Alfred Eisenstaedt, Drum Major (1950)
Secretário-geral da UGT diz que portugueses não devem temer resgates
Este episódio já tem várias
semanas, mas há notícias que, de alguma forma, se mantêm atuais.
O secretário-geral da UGT, numa bravata
extraordinária, afirmou que “os
portugueses não precisam de ter medo de um segundo resgate, nem têm que ter
medo do que quer que seja.” Um estonteante “venham
de lá esses resgates!” que fez lembrar o Buzz
Lightyear,
o herói do Toy Story com o seu: “Ao infinito
e mais além.”
Sabendo nós da força devastadora do “ajustamento” dos programas de “resgate” e sabendo que a variável-chave do ajustamento-destruição é precisamente o Trabalho (salários, desemprego, precarização), como entender o guardião dos trabalhadores que assim dá o “peito às balas”.
O resgate é verdadeiramente temível, sim. E muito. Serve para manter esta ordem a qualquer custo, para impedir que o sistema financeiro entre em colapso, garantindo que os “investidores” permaneçam no mercado (seria trágico se todos se lembrassem de vender os títulos) e obrigando os devedores a “sinalizar” que vão pagar. O “socorro” financeiro serve para restabelecer a dinâmica, sempre ameaçada pela intrínseca “desregulação”, à custa da extorsão do trabalho e do enfraquecimento do social pelo financeiro.
Talvez
quisesse dizer que, sendo temível, a nossa resposta não deve ser o medo, que,
de facto, já paira. E já poisa, mobilizado por diversos fantasmas (a “perda de
credibilidade”, a “salvação nacional”, com o respetivo apelo litúrgico da
virtude da “paciência dos portugueses”), numa produção simbólica do inimigo.

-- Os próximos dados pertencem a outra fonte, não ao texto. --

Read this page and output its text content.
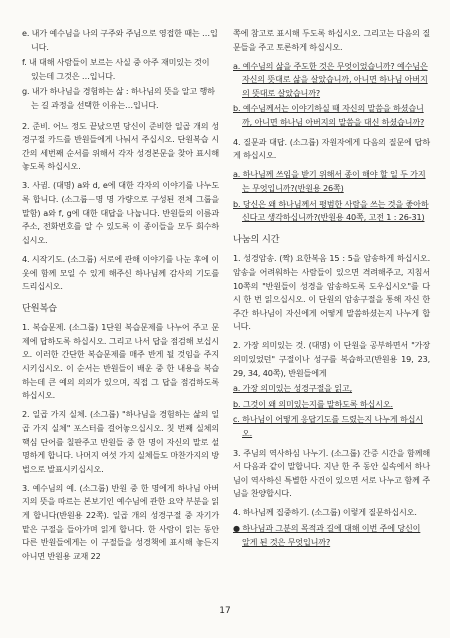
e. 내가 예수님을 나의 구주와 주님으로 영접한 때는 …입니다.

f. 내 대해 사람들이 보르는 사실 중 아주 재미있는 것이 있는데 그것은 …입니다.

g. 내가 하나님을 경험하는 삶 : 하나님의 뜻을 알고 행하는 길 과정을 선택한 이유는…입니다.

2. 준비. 어느 정도 끝났으면 당신이 준비한 일곱 개의 성경구절 카드를 반원들에게 나눠서 주십시오. 단원복습 시간의 세번째 순서를 위해서 각자 성경본문을 찾아 표시해 놓도록 하십시오.

3. 사귐. (대명) a와 d, e에 대한 각자의 이야기를 나누도록 합니다. (소그룹－명 명 가량으로 구성된 전체 그룹을 말함) a와 f, g에 대한 대답을 나눕니다. 반원들의 이름과 주소, 전화번호를 알 수 있도록 이 종이들을 모두 회수하십시오.

4. 시작기도. (소그룹) 서로에 관해 이야기를 나눈 후에 이웃에 함께 모일 수 있게 해주신 하나님께 감사의 기도를 드리십시오.

단원복습

1. 복습문제. (소그룹) 1단원 복습문제를 나누어 주고 문제에 답하도록 하십시오. 그리고 나서 답을 점검해 보십시오. 이러한 간단한 복습문제를 매주 반게 될 것임을 주지시키십시오. 이 순서는 반원들이 배운 중 한 내용을 복습하는데 큰 예의 의의가 있으며, 직접 그 답을 점검하도록 하십시오.

2. 일곱 가지 실체. (소그룹) "하나님을 경험하는 삶의 일곱 가지 실체" 포스터를 걸어놓으십시오. 칫 번째 실체의 핵심 단어를 칠판주고 반원들 중 한 명이 자신의 말로 설명하게 합니다. 나머지 여섯 가지 실체들도 마찬가지의 방법으로 발표시키십시오.

3. 예수님의 예. (소그룹) 반원 중 한 명에게 하나님 아버지의 뜻을 따르는 본보기인 예수님에 관한 요약 부분을 읽게 합니다(반원용 22쪽). 일곱 개의 성경구절 중 자기가 맡은 구절을 들아가며 읽게 합니다. 한 사람이 읽는 동안 다른 반원들에게는 이 구절들을 성경책에 표시해 놓든지 아니면 반원용 교재 22

쪽에 참고로 표시해 두도록 하십시오. 그리고는 다음의 질문들을 주고 토론하게 하십시오.

a. 예수님의 삶을 주도한 것은 무엇이었습니까? 예수님은 자신의 뜻대로 삶을 살았습니까, 아니면 하나님 아버지의 뜻대로 살았습니까?

b. 예수님께서는 이야기하실 때 자신의 말씀을 하셨습니까, 아니면 하나님 아버지의 말씀을 대신 하셨습니까?

4. 질문과 대답. (소그룹) 자원자에게 다음의 질문에 답하게 하십시오.

a. 하나님께 쓰임을 받기 위해서 종이 해야 할 일 두 가지는 무엇입니까?(반원용 26쪽)

b. 당신은 왜 하나님께서 평범한 사람을 쓰는 것을 좋아하신다고 생각하십니까?(반원용 40쪽, 고전 1 : 26-31)

나눔의 시간

1. 성경암송. (짝) 요한복음 15 : 5을 암송하게 하십시오. 암송을 어려워하는 사람들이 있으면 격려해주고, 지침서 10쪽의 "반원들이 성경을 암송하도록 도우십시오"를 다시 한 번 읽으십시오. 이 단원의 암송구절을 통해 자신 한 주간 하나님이 자신에게 어떻게 말씀하셨는지 나누게 합니다.

2. 가장 의미있는 것. (대명) 이 단원을 공부하면서 "가장 의미있었던" 구절이나 성구를 복습하고(반원용 19, 23, 29, 34, 40쪽), 반원들에게

a. 가장 의미있는 성경구절을 읽고,

b. 그것이 왜 의미있는지를 말하도록 하십시오.

c. 하나님이 어떻게 응답기도를 드렸는지 나누게 하십시오.

3. 주님의 역사하심 나누기. (소그룹) 간증 시간을 함께해서 다음과 같이 말합니다. 지난 한 주 동안 실속에서 하나님이 역사하신 특별한 사건이 있으면 서로 나누고 함께 주님을 찬양합시다.

4. 하나님께 집중하기. (소그룹) 이렇게 질문하십시오.

● 하나님과 그분의 목적과 길에 대해 이번 주에 당신이 알게 된 것은 무엇입니까?

17
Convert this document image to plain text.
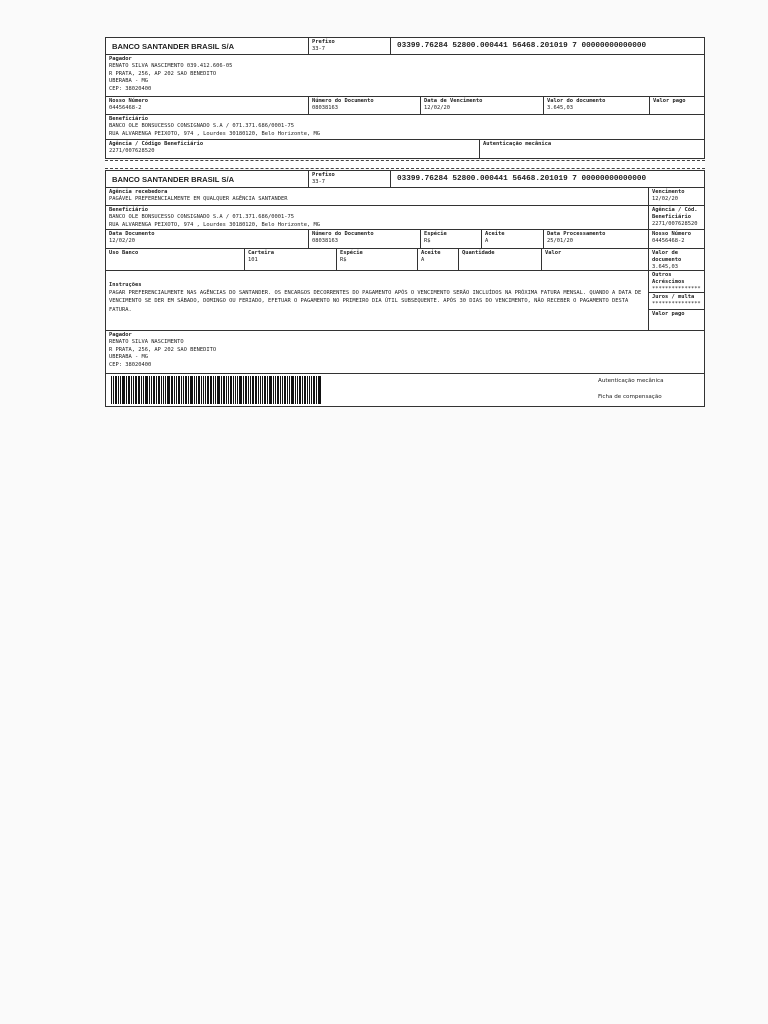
BANCO SANTANDER BRASIL S/A	Prefixo
33-7	03399.76284 52800.000441 56468.201019 7 00000000000000
Pagador
RENATO SILVA NASCIMENTO 039.412.606-05
R PRATA, 256, AP 202 SAO BENEDITO
UBERABA - MG
CEP: 38020400
Nosso Número
04456468-2
Número do Documento
08038163
Data de Vencimento
12/02/20
Valor do documento
3.645,03
Valor pago
Beneficiário
BANCO OLE BONSUCESSO CONSIGNADO S.A / 071.371.686/0001-75
RUA ALVARENGA PEIXOTO, 974 , Lourdes 30180120, Belo Horizonte, MG
Agência / Código Beneficiário
2271/007628520
Autenticação mecânica
BANCO SANTANDER BRASIL S/A	Prefixo
33-7	03399.76284 52800.000441 56468.201019 7 00000000000000
Agência recebedora
PAGÁVEL PREFERENCIALMENTE EM QUALQUER AGÊNCIA SANTANDER
Beneficiário
BANCO OLE BONSUCESSO CONSIGNADO S.A / 071.371.686/0001-75
RUA ALVARENGA PEIXOTO, 974 , Lourdes 30180120, Belo Horizonte, MG
Data Documento
12/02/20
Número do Documento
08038163
Espécie
R$
Aceite
A
Data Processamento
25/01/20
Uso Banco	Carteira
101
Espécie
R$
Aceite
A
Quantidade	Valor
Instruções
PAGAR PREFERENCIALMENTE NAS AGÊNCIAS DO SANTANDER. OS ENCARGOS DECORRENTES DO PAGAMENTO APÓS O VENCIMENTO SERÃO INCLUÍDOS NA PRÓXIMA FATURA MENSAL. QUANDO A DATA DE VENCIMENTO SE DER EM SÁBADO, DOMINGO OU FERIADO, EFETUAR O PAGAMENTO NO PRIMEIRO DIA ÚTIL SUBSEQUENTE. APÓS 30 DIAS DO VENCIMENTO, NÃO RECEBER O PAGAMENTO DESTA FATURA.
Vencimento
12/02/20
Agência / Cód. Beneficiário
2271/007628520
Nosso Número
04456468-2
Valor de documento
3.645,03
Outros Acréscimos
***************
Juros / multa
***************
Valor pago
Pagador
RENATO SILVA NASCIMENTO
R PRATA, 256, AP 202 SAO BENEDITO
UBERABA - MG
CEP: 38020400
Autenticação mecânica
Ficha de compensação
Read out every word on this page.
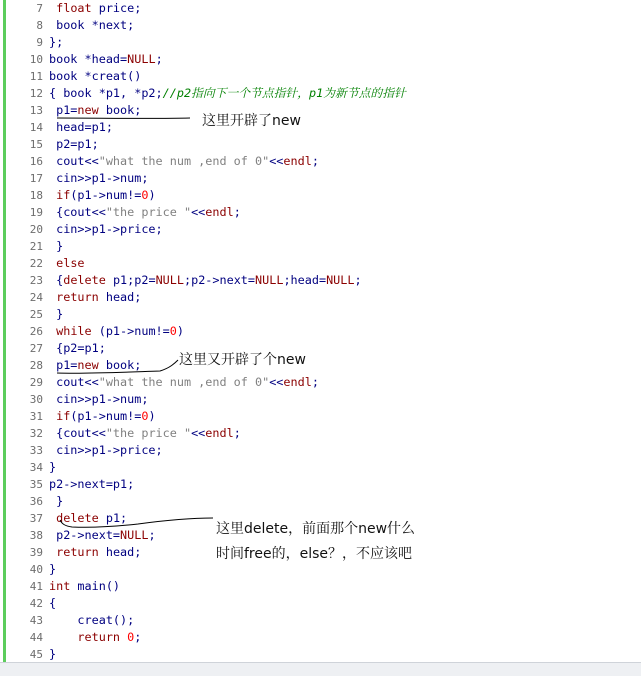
7	float price;
8 book *next;
9 };
10 book *head=NULL;
11 book *creat()
12 { book *p1, *p2;//p2指向下一个节点指针，p1为新节点的指针
13 p1=new book;
14 head=p1;
15 p2=p1;
16 cout<<"what the num ,end of 0"<<endl;
17 cin>>p1->num;
18	if(p1->num!=0)
19 {cout<<"the price "<<endl;
20 cin>>p1->price;
21 }
22	else
23 {delete p1;p2=NULL;p2->next=NULL;head=NULL;
24	return head;
25 }
26	while (p1->num!=0)
27 {p2=p1;
28 p1=new book;
29 cout<<"what the num ,end of 0"<<endl;
30 cin>>p1->num;
31	if(p1->num!=0)
32 {cout<<"the price "<<endl;
33 cin>>p1->price;
34 }
35 p2->next=p1;
36 }
37	delete p1;
38 p2->next=NULL;
39	return head;
40 }
41 int main()
42 {
43 creat();
44	return 0;
45 }
这里开辟了new
这里又开辟了个new
这里delete，前面那个new什么
时间free的，else？，不应该吧
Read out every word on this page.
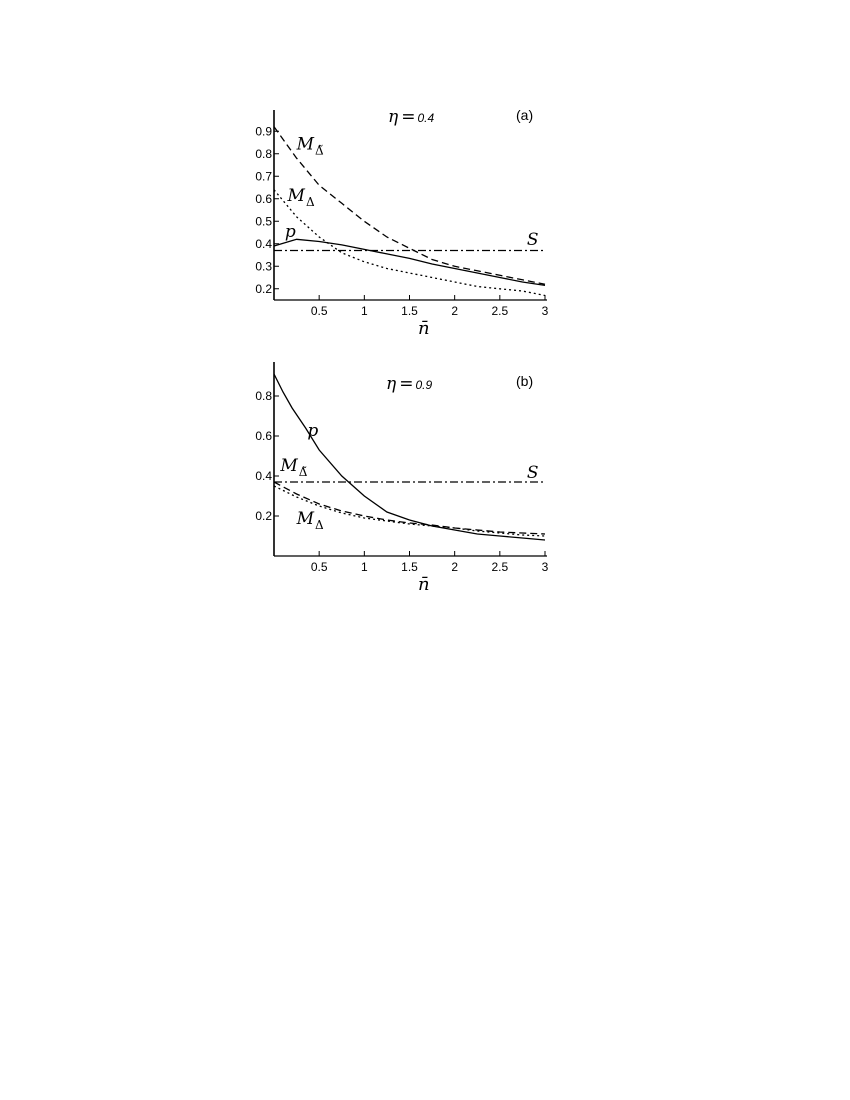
η = 0.4	(a)
n̄
0.5	1	1.5	2	2.5	3
0.2
0.3
0.4
0.5
0.6
0.7
0.8
0.9
$M_{\Deltã}$
$M_\Delta$
p	S
η = 0.9	(b)
n̄
0.5	1	1.5	2	2.5	3
0.2
0.4
0.6
0.8
p
$M_{\Deltã}$
$M_\Delta$
S
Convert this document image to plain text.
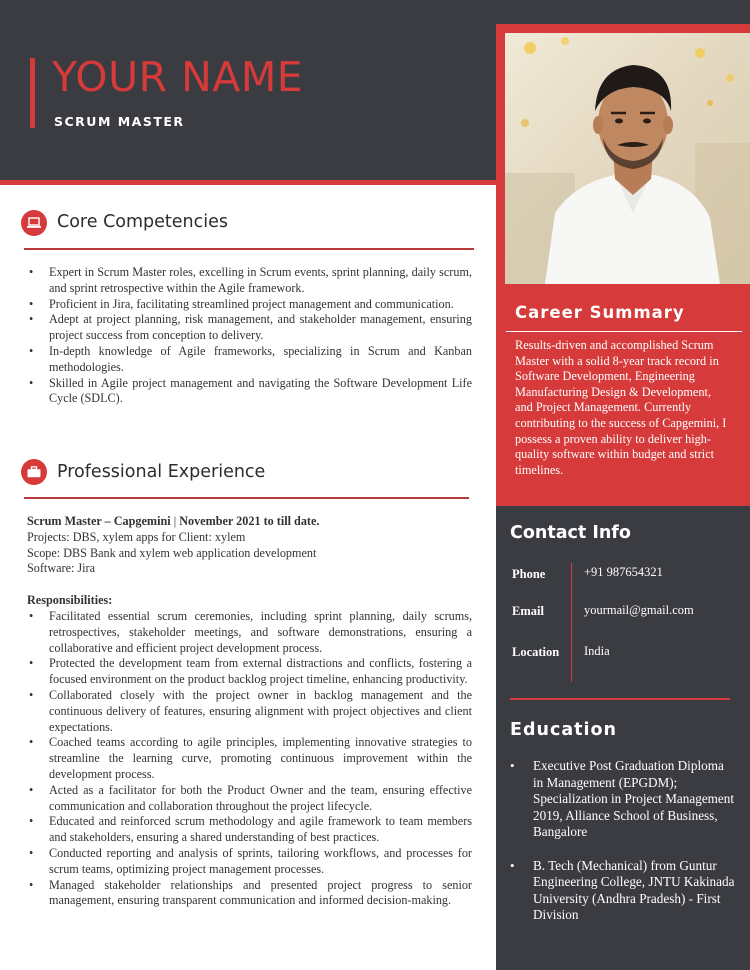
YOUR NAME
SCRUM MASTER
Career Summary
Results-driven and accomplished Scrum Master with a solid 8-year track record in Software Development, Engineering Manufacturing Design & Development, and Project Management. Currently contributing to the success of Capgemini, I possess a proven ability to deliver high-quality software within budget and strict timelines.
Contact Info
Phone	+91 987654321
Email	yourmail@gmail.com
Location India
Education
• Executive Post Graduation Diploma in Management (EPGDM); Specialization in Project Management 2019, Alliance School of Business, Bangalore
• B. Tech (Mechanical) from Guntur Engineering College, JNTU Kakinada University (Andhra Pradesh) - First Division
Core Competencies
• Expert in Scrum Master roles, excelling in Scrum events, sprint planning, daily scrum, and sprint retrospective within the Agile framework.
• Proficient in Jira, facilitating streamlined project management and communication.
• Adept at project planning, risk management, and stakeholder management, ensuring project success from conception to delivery.
• In-depth knowledge of Agile frameworks, specializing in Scrum and Kanban methodologies.
• Skilled in Agile project management and navigating the Software Development Life Cycle (SDLC).
Professional Experience
Scrum Master – Capgemini | November 2021 to till date.
Projects: DBS, xylem apps for Client: xylem
Scope: DBS Bank and xylem web application development
Software: Jira
Responsibilities:
• Facilitated essential scrum ceremonies, including sprint planning, daily scrums, retrospectives, stakeholder meetings, and software demonstrations, ensuring a collaborative and efficient project development process.
• Protected the development team from external distractions and conflicts, fostering a focused environment on the product backlog project timeline, enhancing productivity.
• Collaborated closely with the project owner in backlog management and the continuous delivery of features, ensuring alignment with project objectives and client expectations.
• Coached teams according to agile principles, implementing innovative strategies to streamline the learning curve, promoting continuous improvement within the development process.
• Acted as a facilitator for both the Product Owner and the team, ensuring effective communication and collaboration throughout the project lifecycle.
• Educated and reinforced scrum methodology and agile framework to team members and stakeholders, ensuring a shared understanding of best practices.
• Conducted reporting and analysis of sprints, tailoring workflows, and processes for scrum teams, optimizing project management processes.
• Managed stakeholder relationships and presented project progress to senior management, ensuring transparent communication and informed decision-making.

Não espanta que o medo, o instrumento que motivou a contratualidade social de
tipo hobbesiano, o Leviatã, reapareça
cada vez mais explicitamente (para Hobbes o “estado de natureza”, anterior ao
aparecimento do Estado, é um “estado de guerra”, ao contrário de Locke que
reconhece no “estado de natureza” a existência de direitos naturais).
Nem
a bravata, nem o medo. Por muitas dificuldades de reapropriação do social pela
sociedade, por muito difícil que seja a constituição de uma mobilização social crítica
e contestatória, ela deve sempre existir, tem que existir e existe.
“O inferno dos vivos não é
algo que será; se existe, é aquele que já está aqui, o inferno no qual vivemos
todos os dias, que formamos estando juntos. Existem duas maneiras de não sofrer
o inferno. A primeira é fácil para a maioria das pessoas: aceitar o inferno e
tornar-se parte dele até o ponto de deixar de percebê-lo. A segunda é arriscada
e exige atenção e aprendizagem contínuas: tentar saber reconhecer quem e o que,
no meio do inferno, não é inferno, e preservá-lo, e abrir espaço.”
Estas são palavras de Marco Polo, postas na escrita por Italo Calvino n’As
Cidades invisíveis, que foi citado por Bauman, que agora é citado por mim.
É assim o conhecimento, o “mais potente de todos os afetos” e que se reparte
como o meio mais eficaz contra o medo. Bravatas à parte.